The New York Times website has been featuring an embedded link to a kind of video report on a look back at the life and death of David Vetter –– the young man who died at the age of 12 in 1984 who was sometimes known as "the boy in the bubble." Of course, he was no young boy by the time he died and, in fact, his maturation to a very young man with intelligence, insight, and crippling depression and anxiety because of his life circumstances is what makes the story of his life, suffering, and death so poignant.
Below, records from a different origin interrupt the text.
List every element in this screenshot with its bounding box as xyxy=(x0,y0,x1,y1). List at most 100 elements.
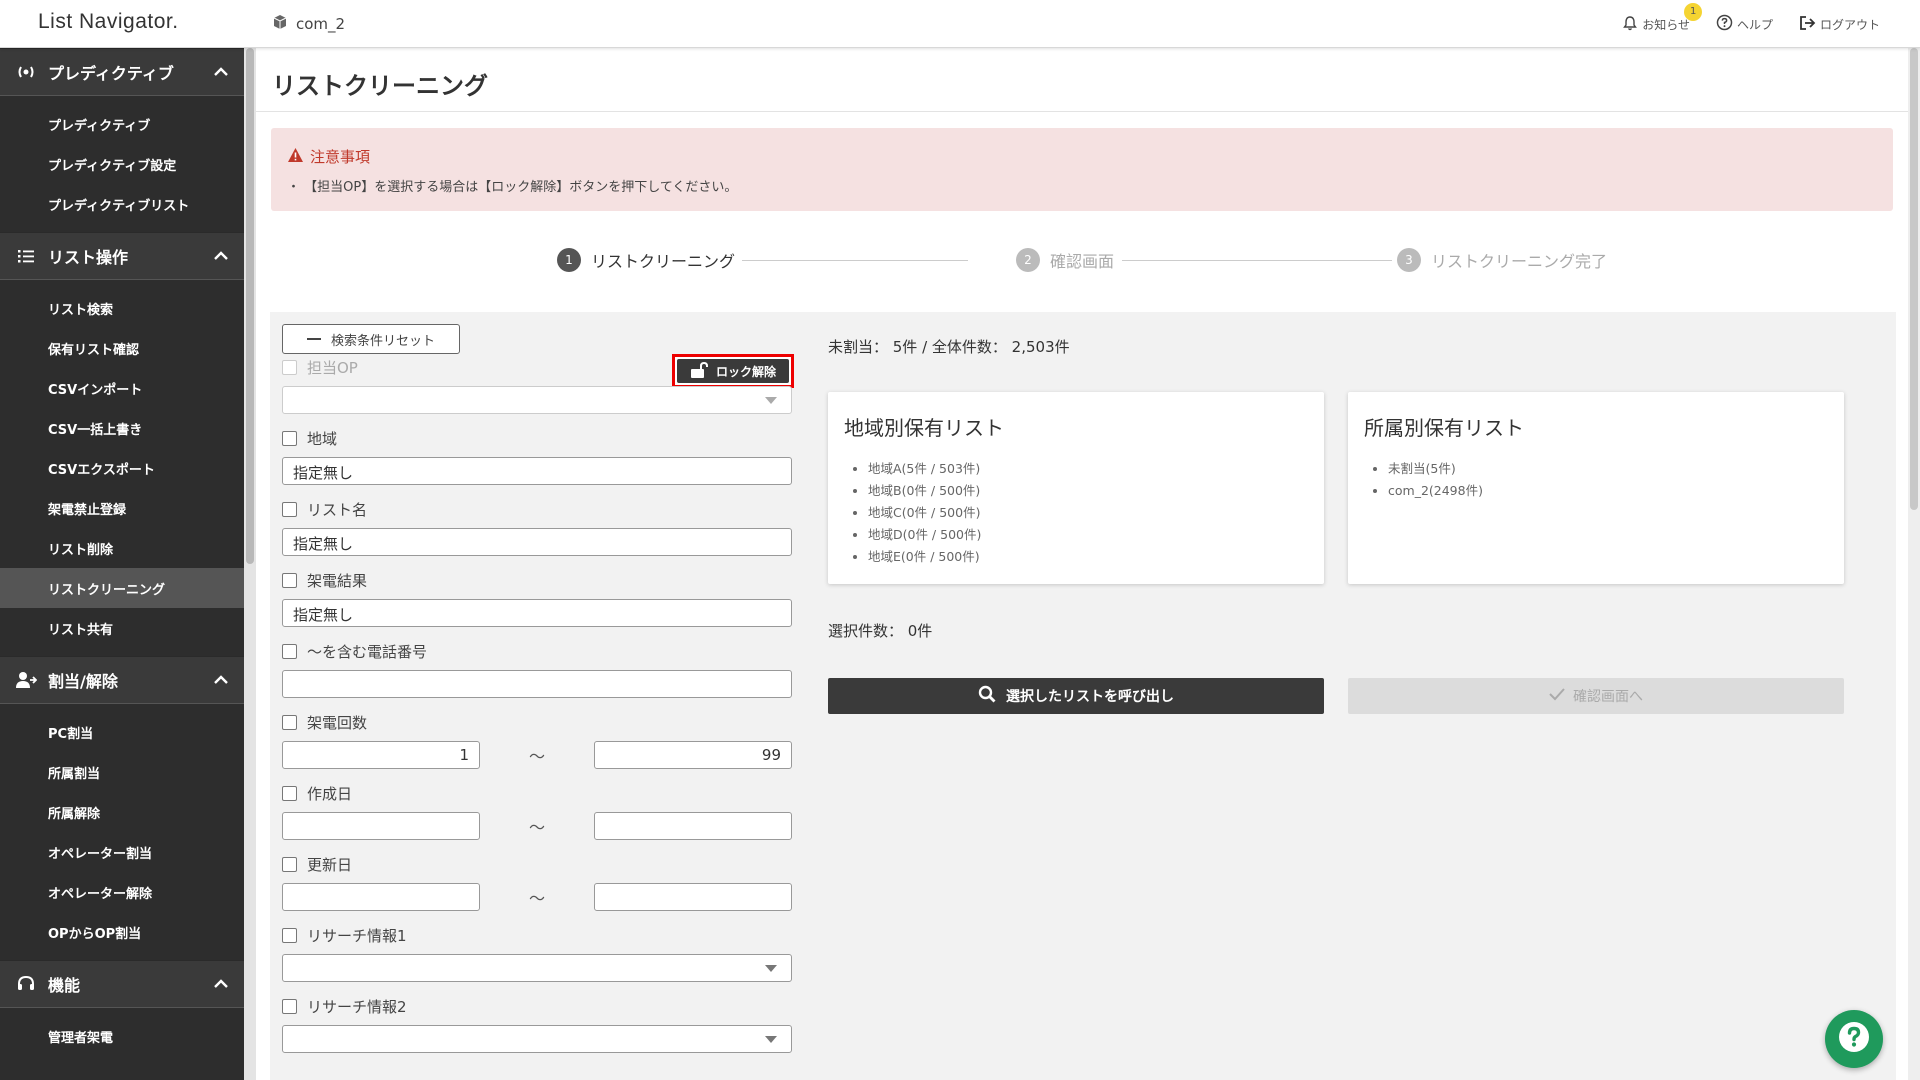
filter-call-count: 架電回数 1 〜 99 xyxy=(282,711,792,769)
filter-research2: リサーチ情報2 xyxy=(282,995,792,1053)
sidebar-item-predictive-settings[interactable]: プレディクティブ設定 xyxy=(0,144,244,184)
created-date-checkbox[interactable] xyxy=(282,785,297,801)
confirm-label: 確認画面へ xyxy=(1573,689,1643,705)
phone-contains-checkbox[interactable] xyxy=(282,643,297,659)
field-label: 担当OP xyxy=(307,358,358,377)
assignee-op-select[interactable] xyxy=(282,386,792,414)
notifications-button[interactable]: お知らせ 1 xyxy=(1622,2,1703,34)
list-item: 未割当(5件) xyxy=(1388,458,1483,480)
research1-checkbox[interactable] xyxy=(282,927,297,943)
card-title: 所属別保有リスト xyxy=(1364,416,1524,440)
sidebar-section-assign[interactable]: 割当/解除 xyxy=(0,656,244,704)
list-item: 地域D(0件 / 500件) xyxy=(868,524,981,546)
research2-select[interactable] xyxy=(282,1025,792,1053)
stepper: 1 リストクリーニング 2 確認画面 3 リストクリーニング完了 xyxy=(256,248,1908,278)
reset-filters-button[interactable]: 検索条件リセット xyxy=(282,324,460,354)
sidebar-item-operator-release[interactable]: オペレーター解除 xyxy=(0,872,244,912)
help-label: ヘルプ xyxy=(1736,17,1773,32)
sidebar-item-op-to-op[interactable]: OPからOP割当 xyxy=(0,912,244,952)
field-label: 更新日 xyxy=(307,855,353,874)
warning-icon xyxy=(287,147,304,167)
list-name-checkbox[interactable] xyxy=(282,501,297,517)
logout-label: ログアウト xyxy=(1819,17,1880,32)
page-title: リストクリーニング xyxy=(272,72,488,100)
list-item: 地域B(0件 / 500件) xyxy=(868,480,981,502)
sidebar-section-title: 機能 xyxy=(48,976,81,995)
chevron-up-icon xyxy=(212,247,230,269)
card-title: 地域別保有リスト xyxy=(844,416,1004,440)
call-result-checkbox[interactable] xyxy=(282,572,297,588)
question-circle-icon xyxy=(1716,14,1733,34)
check-icon xyxy=(1549,687,1565,705)
step-label: リストクリーニング完了 xyxy=(1431,252,1608,271)
list-name-select[interactable]: 指定無し xyxy=(282,528,792,556)
call-result-select[interactable]: 指定無し xyxy=(282,599,792,627)
go-to-confirm-button[interactable]: 確認画面へ xyxy=(1348,678,1844,714)
phone-contains-input[interactable] xyxy=(282,670,792,698)
call-selected-list-button[interactable]: 選択したリストを呼び出し xyxy=(828,678,1324,714)
sidebar-item-predictive[interactable]: プレディクティブ xyxy=(0,104,244,144)
region-select[interactable]: 指定無し xyxy=(282,457,792,485)
step-3: 3 リストクリーニング完了 xyxy=(1397,248,1607,272)
sidebar-item-csv-export[interactable]: CSVエクスポート xyxy=(0,448,244,488)
tenant-indicator: com_2 xyxy=(272,14,345,34)
help-fab-button[interactable] xyxy=(1825,1010,1883,1068)
updated-date-to-input[interactable] xyxy=(594,883,792,911)
research2-checkbox[interactable] xyxy=(282,998,297,1014)
region-list-card: 地域別保有リスト 地域A(5件 / 503件) 地域B(0件 / 500件) 地… xyxy=(828,392,1324,584)
sidebar-section-title: 割当/解除 xyxy=(48,672,118,691)
field-label: 架電結果 xyxy=(307,571,368,590)
region-checkbox[interactable] xyxy=(282,430,297,446)
sidebar-section-predictive[interactable]: プレディクティブ xyxy=(0,48,244,96)
sidebar-item-list-search[interactable]: リスト検索 xyxy=(0,288,244,328)
created-date-to-input[interactable] xyxy=(594,812,792,840)
sidebar-section-title: プレディクティブ xyxy=(48,64,174,83)
user-assign-icon xyxy=(14,671,38,689)
list-item: 地域C(0件 / 500件) xyxy=(868,502,981,524)
sidebar-section-features[interactable]: 機能 xyxy=(0,960,244,1008)
filter-call-result: 架電結果 指定無し xyxy=(282,569,792,627)
notice-text: ・ 【担当OP】を選択する場合は【ロック解除】ボタンを押下してください。 xyxy=(287,180,738,195)
sidebar-section-list-ops[interactable]: リスト操作 xyxy=(0,232,244,280)
sidebar-item-list-share[interactable]: リスト共有 xyxy=(0,608,244,648)
sidebar-item-list-cleaning[interactable]: リストクリーニング xyxy=(0,568,244,608)
sidebar-item-owned-list[interactable]: 保有リスト確認 xyxy=(0,328,244,368)
help-link[interactable]: ヘルプ xyxy=(1716,14,1773,34)
top-header: List Navigator. com_2 お知らせ 1 ヘルプ ログアウト xyxy=(0,0,1920,48)
sidebar-item-list-delete[interactable]: リスト削除 xyxy=(0,528,244,568)
sidebar-scrollbar[interactable] xyxy=(244,48,256,1080)
notification-count-badge: 1 xyxy=(1684,2,1703,21)
field-label: 〜を含む電話番号 xyxy=(307,642,428,661)
selected-count: 選択件数： 0件 xyxy=(828,622,933,640)
logout-icon xyxy=(1799,15,1816,34)
updated-date-checkbox[interactable] xyxy=(282,856,297,872)
chevron-up-icon xyxy=(212,975,230,997)
broadcast-icon xyxy=(14,63,38,81)
page-scrollbar[interactable] xyxy=(1908,48,1920,1080)
call-label: 選択したリストを呼び出し xyxy=(1006,689,1174,705)
sidebar: プレディクティブ プレディクティブ プレディクティブ設定 プレディクティブリスト… xyxy=(0,48,244,1080)
list-item: com_2(2498件) xyxy=(1388,480,1483,502)
sidebar-item-csv-import[interactable]: CSVインポート xyxy=(0,368,244,408)
sidebar-item-call-block[interactable]: 架電禁止登録 xyxy=(0,488,244,528)
notice-box: 注意事項 ・ 【担当OP】を選択する場合は【ロック解除】ボタンを押下してください… xyxy=(271,128,1893,211)
call-count-checkbox[interactable] xyxy=(282,714,297,730)
step-number: 2 xyxy=(1016,248,1040,272)
created-date-from-input[interactable] xyxy=(282,812,480,840)
logout-link[interactable]: ログアウト xyxy=(1799,15,1880,34)
sidebar-item-predictive-list[interactable]: プレディクティブリスト xyxy=(0,184,244,224)
updated-date-from-input[interactable] xyxy=(282,883,480,911)
call-count-from-input[interactable]: 1 xyxy=(282,741,480,769)
sidebar-item-dept-release[interactable]: 所属解除 xyxy=(0,792,244,832)
sidebar-item-dept-assign[interactable]: 所属割当 xyxy=(0,752,244,792)
range-separator: 〜 xyxy=(528,747,545,766)
sidebar-item-pc-assign[interactable]: PC割当 xyxy=(0,712,244,752)
sidebar-item-operator-assign[interactable]: オペレーター割当 xyxy=(0,832,244,872)
chevron-up-icon xyxy=(212,63,230,85)
assignee-op-checkbox[interactable] xyxy=(282,359,297,375)
call-count-to-input[interactable]: 99 xyxy=(594,741,792,769)
sidebar-item-csv-overwrite[interactable]: CSV一括上書き xyxy=(0,408,244,448)
list-icon xyxy=(14,248,38,264)
research1-select[interactable] xyxy=(282,954,792,982)
sidebar-item-admin-call[interactable]: 管理者架電 xyxy=(0,1016,244,1056)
The NYT clip is interesting but the PBS American Experience documentary from 2006 is even more interesting, if you care to learn more. The latter is, as critics have noted, pretty heavy handed in its bio-ethics overlay on the unfolding of David Vetter's life. These are questions of style. The bio-ethics of every moment of David's parents' lives — before he was even conceived — are in your face almost immediately. His mother, in restrospect, acknowledges that a few weeks after the death of David's older brother from SCID, she borrowed from the certainty of the medical team to satisfy her desire to have as many children as God would give her. The telling, in retrospect, of the uncertainty of the medical team that they could do any more than keep David Vetter alive for some period of time when he might be matched with a perfect donor (as was medically necessary at the time) for his transplant is what David Vetter's mother was in fact drawing on. And that uncertainty, however unexplored before David's conception and birth, was fully exposed by the time he had lived in complete isolation from all direct human contact for close to twelve years, displaying increasingly disturbing signs of mental illness.
David's life and death presented a natural experiment for the study of Severe Combined Immunodeficiency (SCID), the realization that cancer could be transmitted as a virus (the ultimate cause of his death from the latent unidentified cancer causing virus found in his donor sister's cells), and the impetus to begin to screen for SCID at birth when it became clear that genetic knowledge had advanced to the point that perfect donor matches might no longer be strictly necessary but that any procedure needed to happen either in utero or within the first three months of life in order to make a difference.
Of course, this made me curious to look into the status of newborn screening for SCID. The CDC reports:
Although each state decides which disorders are included in the [NEWBORN] screening, the Secretary's Advisory Committee on Heritable Disorders in Newborns and Children (SACHDNC) recommends states test for a core panel of 31 congenital disorders. SCID was added to the core Recommended Uniform Screening Panel (RUSP) in 2010.
Illustrating that we often don't find what we don't look for, the 72% of U.S. newborns currently screened for SCID have shown us that SCID's incidence is considerably higher than previously thought and that the disease burden is not evenly distributed in the population (beyond what has long been known about this as a disease of males) and is testing at a particularly higher rate of incidence in Hispanic populations and in some Native American populations.
Now, newborn screening is surprisingly controversial in some states, particularly proposals to expand screening to diseases or disorders that are genetically linked and that may require gene-related therapies to be overcome. "Don't ask, don't tell" may come to have a whole new meaning in this context.